Raymond de Belfeuil
L’esprit et le bon sens, l’un jeune, l’autre vieux,
Un jour, se mirent en ménage.
Le bon sens était beau, conservé pour son âge ;
L’esprit était poli, vif, affairé, joyeux.
Qui n’eût pensé, dès lors, qu’ils pourraient être heureux ?

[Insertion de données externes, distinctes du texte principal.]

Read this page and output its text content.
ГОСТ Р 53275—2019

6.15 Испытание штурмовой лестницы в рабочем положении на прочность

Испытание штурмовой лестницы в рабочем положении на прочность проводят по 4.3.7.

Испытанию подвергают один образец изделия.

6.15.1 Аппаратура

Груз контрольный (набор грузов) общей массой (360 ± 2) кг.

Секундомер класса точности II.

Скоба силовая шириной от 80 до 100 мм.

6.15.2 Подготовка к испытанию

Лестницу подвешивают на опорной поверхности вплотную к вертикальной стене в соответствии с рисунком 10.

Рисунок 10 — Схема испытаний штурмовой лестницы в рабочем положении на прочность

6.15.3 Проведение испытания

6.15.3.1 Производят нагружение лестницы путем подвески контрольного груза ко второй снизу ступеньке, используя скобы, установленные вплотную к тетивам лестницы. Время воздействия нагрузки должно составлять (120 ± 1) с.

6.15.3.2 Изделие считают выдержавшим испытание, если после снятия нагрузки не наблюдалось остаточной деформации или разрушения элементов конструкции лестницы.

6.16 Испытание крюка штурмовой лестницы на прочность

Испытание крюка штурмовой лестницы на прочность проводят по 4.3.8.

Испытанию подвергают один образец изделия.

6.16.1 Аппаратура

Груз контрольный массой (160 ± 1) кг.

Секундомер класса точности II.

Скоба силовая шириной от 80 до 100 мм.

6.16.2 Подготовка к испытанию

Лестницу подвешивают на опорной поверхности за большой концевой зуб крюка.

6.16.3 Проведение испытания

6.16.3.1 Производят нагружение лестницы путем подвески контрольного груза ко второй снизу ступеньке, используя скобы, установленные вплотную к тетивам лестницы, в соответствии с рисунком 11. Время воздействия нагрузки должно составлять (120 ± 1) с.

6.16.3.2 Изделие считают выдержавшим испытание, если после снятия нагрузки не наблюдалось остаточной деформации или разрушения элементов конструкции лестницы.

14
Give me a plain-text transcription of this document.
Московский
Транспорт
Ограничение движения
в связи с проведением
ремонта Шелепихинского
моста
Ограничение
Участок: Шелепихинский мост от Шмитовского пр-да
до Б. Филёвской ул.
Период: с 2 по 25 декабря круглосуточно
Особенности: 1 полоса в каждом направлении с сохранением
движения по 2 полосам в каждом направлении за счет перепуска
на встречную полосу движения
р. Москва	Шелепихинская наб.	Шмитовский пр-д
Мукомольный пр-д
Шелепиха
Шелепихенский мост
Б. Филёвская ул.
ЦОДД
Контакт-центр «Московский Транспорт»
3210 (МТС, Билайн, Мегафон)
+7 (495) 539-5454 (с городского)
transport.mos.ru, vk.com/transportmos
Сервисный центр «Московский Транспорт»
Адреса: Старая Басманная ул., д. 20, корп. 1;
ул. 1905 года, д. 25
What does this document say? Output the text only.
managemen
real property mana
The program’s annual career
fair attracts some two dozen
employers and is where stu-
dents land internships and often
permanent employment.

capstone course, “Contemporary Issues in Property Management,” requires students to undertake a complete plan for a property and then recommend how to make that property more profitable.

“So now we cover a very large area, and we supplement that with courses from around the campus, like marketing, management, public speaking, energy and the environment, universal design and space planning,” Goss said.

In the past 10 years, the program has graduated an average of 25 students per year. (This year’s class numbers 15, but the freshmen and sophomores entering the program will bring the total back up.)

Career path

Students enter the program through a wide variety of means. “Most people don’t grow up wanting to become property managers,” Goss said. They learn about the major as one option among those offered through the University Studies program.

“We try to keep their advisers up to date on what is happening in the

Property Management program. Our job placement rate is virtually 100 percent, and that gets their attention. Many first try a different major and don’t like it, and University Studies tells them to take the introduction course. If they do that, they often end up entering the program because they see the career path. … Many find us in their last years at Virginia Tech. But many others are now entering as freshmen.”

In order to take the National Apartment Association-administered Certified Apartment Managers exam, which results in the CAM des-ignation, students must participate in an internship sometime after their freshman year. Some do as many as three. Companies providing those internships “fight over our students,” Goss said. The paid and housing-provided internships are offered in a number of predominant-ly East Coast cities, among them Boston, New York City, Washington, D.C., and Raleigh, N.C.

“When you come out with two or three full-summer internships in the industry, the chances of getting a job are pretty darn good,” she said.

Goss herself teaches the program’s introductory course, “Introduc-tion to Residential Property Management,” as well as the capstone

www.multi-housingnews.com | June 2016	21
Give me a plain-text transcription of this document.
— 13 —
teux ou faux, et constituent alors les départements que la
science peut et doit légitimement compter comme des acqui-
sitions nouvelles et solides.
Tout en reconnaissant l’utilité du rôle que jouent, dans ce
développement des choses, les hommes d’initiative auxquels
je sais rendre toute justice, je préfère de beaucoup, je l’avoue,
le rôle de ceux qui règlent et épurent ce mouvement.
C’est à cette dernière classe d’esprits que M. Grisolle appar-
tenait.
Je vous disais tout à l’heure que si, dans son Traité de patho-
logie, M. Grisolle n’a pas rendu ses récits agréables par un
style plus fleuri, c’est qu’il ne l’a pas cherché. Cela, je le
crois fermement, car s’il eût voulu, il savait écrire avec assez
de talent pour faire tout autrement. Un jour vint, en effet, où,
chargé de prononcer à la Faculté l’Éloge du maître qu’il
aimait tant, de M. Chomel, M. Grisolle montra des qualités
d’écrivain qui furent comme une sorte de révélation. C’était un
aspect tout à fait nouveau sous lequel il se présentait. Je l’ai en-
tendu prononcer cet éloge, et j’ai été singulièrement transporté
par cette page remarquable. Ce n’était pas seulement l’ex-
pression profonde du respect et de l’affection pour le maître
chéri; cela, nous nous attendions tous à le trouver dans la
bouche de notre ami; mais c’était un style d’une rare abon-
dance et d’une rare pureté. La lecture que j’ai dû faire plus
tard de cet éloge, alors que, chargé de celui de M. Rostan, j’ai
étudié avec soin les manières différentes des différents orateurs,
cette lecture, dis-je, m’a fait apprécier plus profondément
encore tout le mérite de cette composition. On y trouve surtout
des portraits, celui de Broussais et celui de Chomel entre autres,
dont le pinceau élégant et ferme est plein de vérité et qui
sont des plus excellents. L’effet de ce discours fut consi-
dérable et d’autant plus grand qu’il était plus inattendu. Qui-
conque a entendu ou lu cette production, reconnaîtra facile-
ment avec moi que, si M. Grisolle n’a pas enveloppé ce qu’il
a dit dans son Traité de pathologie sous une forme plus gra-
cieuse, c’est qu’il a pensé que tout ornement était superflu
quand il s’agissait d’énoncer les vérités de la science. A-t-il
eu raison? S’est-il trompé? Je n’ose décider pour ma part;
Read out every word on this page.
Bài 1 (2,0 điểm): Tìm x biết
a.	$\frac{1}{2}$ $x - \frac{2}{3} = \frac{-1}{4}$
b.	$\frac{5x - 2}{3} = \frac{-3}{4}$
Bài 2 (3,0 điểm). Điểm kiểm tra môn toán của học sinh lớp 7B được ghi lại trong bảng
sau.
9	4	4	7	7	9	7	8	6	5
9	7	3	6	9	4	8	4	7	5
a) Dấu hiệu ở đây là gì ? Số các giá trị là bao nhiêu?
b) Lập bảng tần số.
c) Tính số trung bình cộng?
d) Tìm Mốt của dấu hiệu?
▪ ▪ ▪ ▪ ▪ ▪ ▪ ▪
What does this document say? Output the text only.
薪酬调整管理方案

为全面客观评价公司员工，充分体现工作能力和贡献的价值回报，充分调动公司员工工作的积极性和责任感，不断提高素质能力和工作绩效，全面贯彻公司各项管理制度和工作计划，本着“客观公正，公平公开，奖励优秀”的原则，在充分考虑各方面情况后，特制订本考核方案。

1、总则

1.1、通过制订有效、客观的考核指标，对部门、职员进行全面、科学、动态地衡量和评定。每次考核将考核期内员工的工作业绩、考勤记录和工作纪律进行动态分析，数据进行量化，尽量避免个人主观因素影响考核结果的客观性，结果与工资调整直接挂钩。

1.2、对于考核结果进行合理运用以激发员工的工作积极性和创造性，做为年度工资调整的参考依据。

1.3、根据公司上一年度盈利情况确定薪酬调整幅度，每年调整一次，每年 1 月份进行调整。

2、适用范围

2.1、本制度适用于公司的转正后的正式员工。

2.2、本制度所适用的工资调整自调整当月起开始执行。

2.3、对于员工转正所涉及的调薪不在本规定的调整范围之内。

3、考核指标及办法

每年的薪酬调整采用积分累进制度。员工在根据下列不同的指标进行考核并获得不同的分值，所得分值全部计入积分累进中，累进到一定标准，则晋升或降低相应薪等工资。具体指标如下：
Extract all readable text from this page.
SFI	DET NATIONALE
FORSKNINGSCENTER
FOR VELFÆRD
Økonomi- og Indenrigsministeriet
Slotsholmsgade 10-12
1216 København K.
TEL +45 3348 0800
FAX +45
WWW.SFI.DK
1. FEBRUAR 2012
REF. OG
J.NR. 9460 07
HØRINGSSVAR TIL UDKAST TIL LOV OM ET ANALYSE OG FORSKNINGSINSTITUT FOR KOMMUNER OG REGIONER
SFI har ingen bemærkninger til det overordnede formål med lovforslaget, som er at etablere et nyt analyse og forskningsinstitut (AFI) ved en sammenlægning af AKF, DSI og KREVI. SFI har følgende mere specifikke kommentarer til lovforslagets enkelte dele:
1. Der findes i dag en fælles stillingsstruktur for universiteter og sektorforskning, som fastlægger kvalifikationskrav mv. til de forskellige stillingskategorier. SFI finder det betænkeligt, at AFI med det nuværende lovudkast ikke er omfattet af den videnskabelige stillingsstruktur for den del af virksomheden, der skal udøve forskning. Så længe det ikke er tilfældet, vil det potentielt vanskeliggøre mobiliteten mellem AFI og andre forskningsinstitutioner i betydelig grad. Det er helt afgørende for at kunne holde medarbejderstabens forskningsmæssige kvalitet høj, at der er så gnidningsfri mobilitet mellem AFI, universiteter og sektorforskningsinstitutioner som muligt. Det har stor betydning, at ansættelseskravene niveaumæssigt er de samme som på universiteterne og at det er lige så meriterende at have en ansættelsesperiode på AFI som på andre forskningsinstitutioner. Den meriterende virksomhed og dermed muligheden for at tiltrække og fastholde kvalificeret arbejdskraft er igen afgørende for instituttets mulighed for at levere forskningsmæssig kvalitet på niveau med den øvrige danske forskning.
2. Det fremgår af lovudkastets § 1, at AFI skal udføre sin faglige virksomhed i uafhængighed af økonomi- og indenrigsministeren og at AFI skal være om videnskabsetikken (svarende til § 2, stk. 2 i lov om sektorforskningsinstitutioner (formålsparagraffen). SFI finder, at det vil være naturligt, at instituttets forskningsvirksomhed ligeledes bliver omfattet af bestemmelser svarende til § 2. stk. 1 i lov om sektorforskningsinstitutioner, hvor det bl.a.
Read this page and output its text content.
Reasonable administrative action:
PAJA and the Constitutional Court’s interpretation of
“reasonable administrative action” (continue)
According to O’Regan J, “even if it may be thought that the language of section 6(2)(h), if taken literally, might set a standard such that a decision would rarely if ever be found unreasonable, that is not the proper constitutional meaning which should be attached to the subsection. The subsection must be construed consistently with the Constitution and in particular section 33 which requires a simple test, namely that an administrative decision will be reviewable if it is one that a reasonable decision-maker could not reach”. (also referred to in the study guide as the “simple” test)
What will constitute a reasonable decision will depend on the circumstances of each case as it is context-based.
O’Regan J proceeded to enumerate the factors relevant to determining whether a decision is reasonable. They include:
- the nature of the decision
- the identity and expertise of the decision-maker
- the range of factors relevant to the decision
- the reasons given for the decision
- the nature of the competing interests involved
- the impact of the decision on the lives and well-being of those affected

Au bout d’un mois de mariage,
Déjà la guerre était entre eux.
Le bon sens, toujours grave et sage,
De sa compagne excusait les écarts,
Bien qu’il redoutât les hasards
D’une union aussi mal assortie.
Afin de ramener son cœur,
Il lui parlait avec douceur
De la vertu, ce parfum de la vie.
La volage écoutait
Tous ces discours d’un air distrait,
Comme ces vieux récits dont la fadeur ennuie.
Mais, hélas ! tout fut vain :
L’esprit fit la folie
De s’en aller, un beau matin.
Il ne porta pas loin sa noire perfidie :
Surpris par des voleurs, il périt en chemin.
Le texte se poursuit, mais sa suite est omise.